People who are designing message interchange frameworks that might need to become Internet-scale should consider this, and be careful of architectures that don't fall into one of these two baskets, because nothing else has yet been shown to work.
What about DNS? I don't think that one can generalize DNS into one of those two baskets, but it certainly scaled to Internet size.

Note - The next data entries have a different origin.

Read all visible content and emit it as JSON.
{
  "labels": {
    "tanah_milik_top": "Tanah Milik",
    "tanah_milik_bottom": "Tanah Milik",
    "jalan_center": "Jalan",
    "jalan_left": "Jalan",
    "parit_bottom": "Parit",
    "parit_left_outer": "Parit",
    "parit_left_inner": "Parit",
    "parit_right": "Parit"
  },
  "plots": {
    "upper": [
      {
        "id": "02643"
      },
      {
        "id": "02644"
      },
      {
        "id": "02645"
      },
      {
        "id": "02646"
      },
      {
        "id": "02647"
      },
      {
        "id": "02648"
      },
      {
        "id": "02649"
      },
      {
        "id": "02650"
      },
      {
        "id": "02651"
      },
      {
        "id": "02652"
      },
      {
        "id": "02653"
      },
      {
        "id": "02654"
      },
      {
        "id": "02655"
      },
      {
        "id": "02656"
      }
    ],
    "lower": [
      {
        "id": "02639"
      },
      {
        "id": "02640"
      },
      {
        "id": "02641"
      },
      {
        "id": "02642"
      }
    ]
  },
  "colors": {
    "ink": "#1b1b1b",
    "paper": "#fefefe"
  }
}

I suppose one could argue that DNS follows a Post-and-Poll messaging framework, but then you have to ignore SOA and the hierarchy of .tld's and such. So, if DNS can be generalized into a "Post-and-Poll" style messaging framework, then an internal combustion engine could, too.
Comments
From the original [with my comments intertwined]:
"post-and-poll, scales up too. It works like this: I post some data [hostname] which contains either messages or message pointers to a public place[IP address], and you poll [nslookup] periodically [TTL] to see what’s new"

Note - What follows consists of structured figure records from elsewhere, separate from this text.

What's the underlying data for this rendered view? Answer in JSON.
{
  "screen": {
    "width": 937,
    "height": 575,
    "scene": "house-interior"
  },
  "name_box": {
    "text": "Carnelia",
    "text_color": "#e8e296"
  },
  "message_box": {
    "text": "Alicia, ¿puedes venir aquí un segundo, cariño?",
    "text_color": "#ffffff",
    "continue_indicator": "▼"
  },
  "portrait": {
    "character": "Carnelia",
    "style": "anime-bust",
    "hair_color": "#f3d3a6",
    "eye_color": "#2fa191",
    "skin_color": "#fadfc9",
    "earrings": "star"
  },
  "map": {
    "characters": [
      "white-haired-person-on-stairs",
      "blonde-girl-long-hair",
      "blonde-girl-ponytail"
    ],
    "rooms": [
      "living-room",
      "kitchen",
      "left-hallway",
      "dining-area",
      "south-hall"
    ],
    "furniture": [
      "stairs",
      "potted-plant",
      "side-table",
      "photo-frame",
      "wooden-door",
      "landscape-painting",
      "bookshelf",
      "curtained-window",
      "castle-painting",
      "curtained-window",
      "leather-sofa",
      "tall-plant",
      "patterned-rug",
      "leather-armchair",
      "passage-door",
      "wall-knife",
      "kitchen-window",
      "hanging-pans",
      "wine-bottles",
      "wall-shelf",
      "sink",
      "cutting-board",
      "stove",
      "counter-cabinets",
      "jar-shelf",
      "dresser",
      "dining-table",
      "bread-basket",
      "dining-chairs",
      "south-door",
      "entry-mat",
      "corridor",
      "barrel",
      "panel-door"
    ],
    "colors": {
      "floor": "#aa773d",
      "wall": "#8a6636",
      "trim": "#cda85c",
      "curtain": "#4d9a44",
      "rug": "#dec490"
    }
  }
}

How in the world would that NOT fit DNS?
The engine periodically "polls" the "tank" for "gasoline" and "posts" it into the cylinders for use.
How in the world would that NOT fit INTERNAL COMBUSTION ENGINES?
[One of] My point[s] is this, at some level of "abstraction", anything could be modified to fit the "post-pull" messaging system.
Don't Let Architecture Astronauts Scare You
DNS cannot be generalized into a simple post-pull messaging framework.